Nomeou Queiroz Galvão, Odebrecht (citadas na Lava-Jato) e o grupo ARG. A Odebrecht negou, as outras ainda não se pronunciaram. Fran-Sérgio afirmou que o
país só deu apoio cultural e saiu-se com essa: "É um povo que sofreu muito e que, através do seu presidente, está construindo um país novo, que pensa em saúde, infraestrutura, saneamento básico. O povo é superfeliz com isso, então, não importa o regime".
Para completar, estudiosos criticaram referências históricas do desfile.

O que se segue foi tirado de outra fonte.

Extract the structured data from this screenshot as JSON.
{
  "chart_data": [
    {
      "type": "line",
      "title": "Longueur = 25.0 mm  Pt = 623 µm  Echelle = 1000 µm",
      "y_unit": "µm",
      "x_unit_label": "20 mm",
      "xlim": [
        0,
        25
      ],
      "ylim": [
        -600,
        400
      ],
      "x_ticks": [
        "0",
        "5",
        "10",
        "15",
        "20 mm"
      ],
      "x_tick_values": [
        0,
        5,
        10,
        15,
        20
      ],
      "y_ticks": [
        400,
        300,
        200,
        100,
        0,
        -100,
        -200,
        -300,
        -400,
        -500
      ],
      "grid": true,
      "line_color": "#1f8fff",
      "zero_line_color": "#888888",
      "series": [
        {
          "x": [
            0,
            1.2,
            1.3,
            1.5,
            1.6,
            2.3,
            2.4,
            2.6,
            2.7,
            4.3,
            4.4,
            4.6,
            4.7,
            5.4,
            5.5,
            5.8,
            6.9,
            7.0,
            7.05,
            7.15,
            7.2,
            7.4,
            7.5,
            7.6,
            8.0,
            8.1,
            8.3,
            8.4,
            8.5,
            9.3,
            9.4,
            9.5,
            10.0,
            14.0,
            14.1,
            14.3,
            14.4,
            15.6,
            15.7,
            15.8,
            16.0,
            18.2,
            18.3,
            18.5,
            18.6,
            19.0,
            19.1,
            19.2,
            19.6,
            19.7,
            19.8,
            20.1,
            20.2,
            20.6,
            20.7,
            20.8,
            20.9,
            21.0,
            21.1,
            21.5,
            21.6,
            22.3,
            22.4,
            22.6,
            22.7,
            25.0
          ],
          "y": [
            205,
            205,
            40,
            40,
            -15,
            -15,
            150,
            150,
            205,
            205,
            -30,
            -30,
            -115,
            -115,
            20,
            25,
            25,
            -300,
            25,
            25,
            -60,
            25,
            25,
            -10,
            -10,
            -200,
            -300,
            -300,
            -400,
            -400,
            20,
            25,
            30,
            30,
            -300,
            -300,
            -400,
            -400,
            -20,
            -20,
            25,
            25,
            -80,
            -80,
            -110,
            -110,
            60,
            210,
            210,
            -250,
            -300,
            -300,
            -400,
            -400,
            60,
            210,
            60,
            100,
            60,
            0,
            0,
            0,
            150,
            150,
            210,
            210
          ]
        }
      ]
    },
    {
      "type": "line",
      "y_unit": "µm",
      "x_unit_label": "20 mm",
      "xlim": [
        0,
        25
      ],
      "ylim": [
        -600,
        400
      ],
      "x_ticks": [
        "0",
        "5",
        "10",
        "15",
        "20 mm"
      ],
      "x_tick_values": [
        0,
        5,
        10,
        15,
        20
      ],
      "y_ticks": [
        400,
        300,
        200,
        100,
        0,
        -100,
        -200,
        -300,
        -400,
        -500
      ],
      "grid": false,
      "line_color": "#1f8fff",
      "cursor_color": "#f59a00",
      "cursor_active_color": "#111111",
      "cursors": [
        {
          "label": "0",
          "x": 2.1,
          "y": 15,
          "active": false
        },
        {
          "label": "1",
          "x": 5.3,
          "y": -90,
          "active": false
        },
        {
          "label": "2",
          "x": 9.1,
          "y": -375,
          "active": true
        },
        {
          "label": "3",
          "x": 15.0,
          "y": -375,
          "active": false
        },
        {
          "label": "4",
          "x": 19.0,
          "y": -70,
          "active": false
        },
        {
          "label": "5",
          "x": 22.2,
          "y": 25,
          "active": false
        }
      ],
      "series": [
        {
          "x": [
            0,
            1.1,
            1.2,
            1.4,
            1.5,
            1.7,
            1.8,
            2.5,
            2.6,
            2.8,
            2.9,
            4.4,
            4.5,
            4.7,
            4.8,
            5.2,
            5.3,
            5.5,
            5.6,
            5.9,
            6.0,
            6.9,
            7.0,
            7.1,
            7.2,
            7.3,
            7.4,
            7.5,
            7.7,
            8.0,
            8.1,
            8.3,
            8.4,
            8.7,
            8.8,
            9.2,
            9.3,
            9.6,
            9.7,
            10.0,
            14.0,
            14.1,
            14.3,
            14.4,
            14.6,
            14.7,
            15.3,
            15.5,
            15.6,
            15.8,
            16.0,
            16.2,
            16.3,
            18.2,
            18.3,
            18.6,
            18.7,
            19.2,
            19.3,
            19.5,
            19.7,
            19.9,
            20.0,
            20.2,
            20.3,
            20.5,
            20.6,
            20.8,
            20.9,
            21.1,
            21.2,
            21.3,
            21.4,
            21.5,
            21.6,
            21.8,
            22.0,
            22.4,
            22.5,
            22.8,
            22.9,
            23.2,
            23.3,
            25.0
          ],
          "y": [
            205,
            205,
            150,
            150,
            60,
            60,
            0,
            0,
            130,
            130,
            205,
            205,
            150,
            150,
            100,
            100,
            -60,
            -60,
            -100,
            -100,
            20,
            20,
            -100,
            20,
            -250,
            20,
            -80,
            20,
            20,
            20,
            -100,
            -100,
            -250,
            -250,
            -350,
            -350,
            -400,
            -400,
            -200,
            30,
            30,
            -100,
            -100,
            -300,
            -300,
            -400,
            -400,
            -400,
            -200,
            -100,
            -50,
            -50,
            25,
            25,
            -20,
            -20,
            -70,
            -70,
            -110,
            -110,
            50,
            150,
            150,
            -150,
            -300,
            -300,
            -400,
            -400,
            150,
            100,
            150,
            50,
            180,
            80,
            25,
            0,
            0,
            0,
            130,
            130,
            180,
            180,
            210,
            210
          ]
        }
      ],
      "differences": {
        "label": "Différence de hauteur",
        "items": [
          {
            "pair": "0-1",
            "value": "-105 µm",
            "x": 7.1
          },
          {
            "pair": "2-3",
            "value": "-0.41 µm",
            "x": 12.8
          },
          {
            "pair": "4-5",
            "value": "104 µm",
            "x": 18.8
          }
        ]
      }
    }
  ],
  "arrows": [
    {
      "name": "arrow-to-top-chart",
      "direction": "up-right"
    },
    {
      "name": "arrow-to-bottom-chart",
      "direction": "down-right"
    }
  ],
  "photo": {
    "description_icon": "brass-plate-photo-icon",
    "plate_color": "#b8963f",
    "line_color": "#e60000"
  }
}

A comissão de frente, que foi elogiada, tinha imagens do homem de Neandertal, que, segundo a antropóloga Alba Zaluar afirmou ao jornal O Globo, nunca pisou na África, continente berço do Homo Sapiens. Ela classificou o desfile de "África estereotipada".
Financiamento das escolas é debate antigo
Não é a primeira vez que se discute os patrocínios escusos para as escolas de samba. Para citar alguns exemplos, em 2006 a Vila Isabel recebeu apoio do governo Hugo Chávez para o enredo campeão, o Salgueiro já foi apoiado por uma revista de celebridades há dois anos e, em 2004, recebeu dinheiro de usineiros da cana-de-açúcar.
Além disso, há a verba dos direitos de transmissão da Rede Globo, a bilheteria da Sapucaí e o apoio governamental (do Estado e da prefeitura do Rio de Janeiro), afora as leis de incentivo federais.
É senso comum que esta grande tradição foi construída com dinheiro ilícito, do jogo do bicho, do tráfico, entre outros. Em entrevista ao programa Timeline, da Rádio Gaúcha, Neguinho da Beija-Flor foi claro e irônico.
- Eu sou do tempo que desfile de escola de samba era uma bagunça. Se não fosse o dinheiro da contravenção, hoje não teríamos o maior espetáculo audiovisual do planeta. Agradeça à contravenção - disse, ao reforçar que todas as escolas recebem dinheiro sujo.
Mas precisaria? Para o pesquisador Jackson Raymundo, que pesquisou o Carnaval de Porto Alegre em tese na UFRGS, o Carnaval deveria contar com mecanismos de financiamento efetivos, republicanos e transparentes.
- Temos que defender transparência, financiamento lícito, mas também dizer que é culturalmente importante não aplaudir sem debate quando prefeituras decidem cortar verbas - defende.
Para Felipe Ferreira, professor do Instituto de Artes da Universidade Estadual do Rio de Janeiro, o debate do financiamento é latente.
- Acho que fora do Carnaval, das notas e do julgamento, devemos tentar discutir essas questões. Esses patrocínios são muito predadores. Não precisariam ser uma louvação ao patrocinador, poderia ser uma associação do nome à entidade. Poderiam ter falado apenas da África, por exemplo - diz.